A few months ago, we read Cartwheels in a Sari, Jayanti Tamm‘s memoir about being raised in a religious community (a cult, by her testimony) led by a guru named Sri Chinmoy. When we told people about the book afterwards, words like “unsparing” and “harrowing details” and “emotional devastation” came up a lot; we recommend you read it. Tamm was all set to hold her first public reading from the book tomorrow night at East West Living, an independent, spriitually-themed bookstore just off Union Square—except, she claims on her website, the event was taken off the schedule with no advance warning. She says she only found out late last week when a friend of her husband checked the store’s website for directions, and that when her publicist called asking for an explanation, “the Manager said that it was a conflict because the book doesn’t represent their view of Sri Chinmoy.” Tamm believes she’s being censored, and that the surviving leaders of the Sri Chinmoy Center (the guru died in 2007) pressured East West to keep her from telling her story there.
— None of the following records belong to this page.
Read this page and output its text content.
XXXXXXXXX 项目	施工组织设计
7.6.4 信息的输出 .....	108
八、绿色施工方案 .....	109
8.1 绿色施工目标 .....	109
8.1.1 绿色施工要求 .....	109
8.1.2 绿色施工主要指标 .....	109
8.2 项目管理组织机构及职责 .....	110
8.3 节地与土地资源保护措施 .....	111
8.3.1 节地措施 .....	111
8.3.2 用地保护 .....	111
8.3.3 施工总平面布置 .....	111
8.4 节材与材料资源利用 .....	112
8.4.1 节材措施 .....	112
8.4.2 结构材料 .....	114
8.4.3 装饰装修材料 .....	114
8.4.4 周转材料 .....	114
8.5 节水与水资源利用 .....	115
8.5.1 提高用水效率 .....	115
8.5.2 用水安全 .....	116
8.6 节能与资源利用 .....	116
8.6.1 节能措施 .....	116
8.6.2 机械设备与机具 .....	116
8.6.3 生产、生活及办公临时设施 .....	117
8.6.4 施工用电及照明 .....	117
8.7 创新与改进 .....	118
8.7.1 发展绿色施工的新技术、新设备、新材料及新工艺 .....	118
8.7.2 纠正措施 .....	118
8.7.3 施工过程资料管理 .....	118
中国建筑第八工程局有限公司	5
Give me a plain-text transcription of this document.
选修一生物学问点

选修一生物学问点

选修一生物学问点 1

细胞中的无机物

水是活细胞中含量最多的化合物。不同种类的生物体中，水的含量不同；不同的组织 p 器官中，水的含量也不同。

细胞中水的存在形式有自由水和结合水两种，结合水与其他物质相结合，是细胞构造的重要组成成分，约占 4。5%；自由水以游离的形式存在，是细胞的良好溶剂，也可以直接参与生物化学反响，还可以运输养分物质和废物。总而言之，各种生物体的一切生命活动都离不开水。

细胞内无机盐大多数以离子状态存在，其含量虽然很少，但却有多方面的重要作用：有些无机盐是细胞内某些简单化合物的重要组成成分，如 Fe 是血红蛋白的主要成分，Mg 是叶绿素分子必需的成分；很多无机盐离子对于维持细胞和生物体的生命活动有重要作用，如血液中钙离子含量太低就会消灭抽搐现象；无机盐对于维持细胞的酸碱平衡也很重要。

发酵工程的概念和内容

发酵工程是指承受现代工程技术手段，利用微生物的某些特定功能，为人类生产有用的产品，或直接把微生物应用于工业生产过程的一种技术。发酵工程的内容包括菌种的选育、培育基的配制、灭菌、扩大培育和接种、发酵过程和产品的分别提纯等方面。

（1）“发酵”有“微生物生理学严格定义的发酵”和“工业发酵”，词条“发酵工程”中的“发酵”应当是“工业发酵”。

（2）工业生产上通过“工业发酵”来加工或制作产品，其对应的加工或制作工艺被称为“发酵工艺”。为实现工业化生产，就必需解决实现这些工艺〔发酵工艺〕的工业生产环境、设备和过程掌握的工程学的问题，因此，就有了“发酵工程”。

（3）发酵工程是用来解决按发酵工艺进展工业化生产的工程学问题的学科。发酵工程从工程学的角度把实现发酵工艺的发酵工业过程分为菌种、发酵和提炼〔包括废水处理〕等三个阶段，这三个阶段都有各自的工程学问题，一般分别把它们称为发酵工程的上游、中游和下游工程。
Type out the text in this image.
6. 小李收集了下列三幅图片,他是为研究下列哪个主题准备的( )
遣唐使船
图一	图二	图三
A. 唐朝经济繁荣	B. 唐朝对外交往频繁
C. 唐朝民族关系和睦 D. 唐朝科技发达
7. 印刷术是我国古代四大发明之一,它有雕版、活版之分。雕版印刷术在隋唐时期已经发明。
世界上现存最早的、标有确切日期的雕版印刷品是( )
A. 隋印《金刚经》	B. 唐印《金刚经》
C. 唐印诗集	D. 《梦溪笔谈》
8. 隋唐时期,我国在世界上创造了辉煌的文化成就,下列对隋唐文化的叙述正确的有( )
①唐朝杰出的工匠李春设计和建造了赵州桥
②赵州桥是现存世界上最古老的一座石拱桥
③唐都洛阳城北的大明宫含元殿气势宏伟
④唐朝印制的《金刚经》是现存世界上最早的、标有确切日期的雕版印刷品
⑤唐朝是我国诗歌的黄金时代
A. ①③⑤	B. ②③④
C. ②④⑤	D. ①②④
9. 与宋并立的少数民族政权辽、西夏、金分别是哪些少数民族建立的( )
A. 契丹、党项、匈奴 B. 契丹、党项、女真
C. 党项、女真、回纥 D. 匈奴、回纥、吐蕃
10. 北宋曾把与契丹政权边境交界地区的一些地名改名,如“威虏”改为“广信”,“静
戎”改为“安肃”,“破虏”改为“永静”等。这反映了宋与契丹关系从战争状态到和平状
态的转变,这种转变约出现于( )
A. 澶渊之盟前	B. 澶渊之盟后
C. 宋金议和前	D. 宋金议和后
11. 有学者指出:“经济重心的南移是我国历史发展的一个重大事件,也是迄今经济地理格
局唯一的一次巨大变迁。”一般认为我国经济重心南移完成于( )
“This is a very honest mistake,” East West Living CEO Jan Matthews told us when we called this afternoon to ask about Tamm’s blog post. She explained that the event was originally booked by an outside consultant who didn’t fully understand the store’s spiritual focus: “Our bookstore isn’t interested in cults,” she said. “There isn’t a single book in the store about cults. We just have no interest in that genre.” Matthews added that the store informed Crown, Tamm’s publisher, as soon as they recognized a mistake had been made, categorically rejecting Tamm’s theory about the cancellation. “We don’t even know who the Sri Chinmoy people are,” she said. “We wish [Tamm] well, but she didn’t fit in our bookstore.”
This story does have a happy ending: The Mercantile Library has generously made its eighth-floor studio space available to Tamm to hold her reading Friday night, at the same time (7 p.m.) that East West Books would’ve held it, just 33 blocks further uptown. (We still encourage you to hear her out—and this way you could also drop in on the second-floor reading featuring contributors to the literary magazine Noon, including Rebecca Curtis, Clancy Martin, and Christine Schutt.)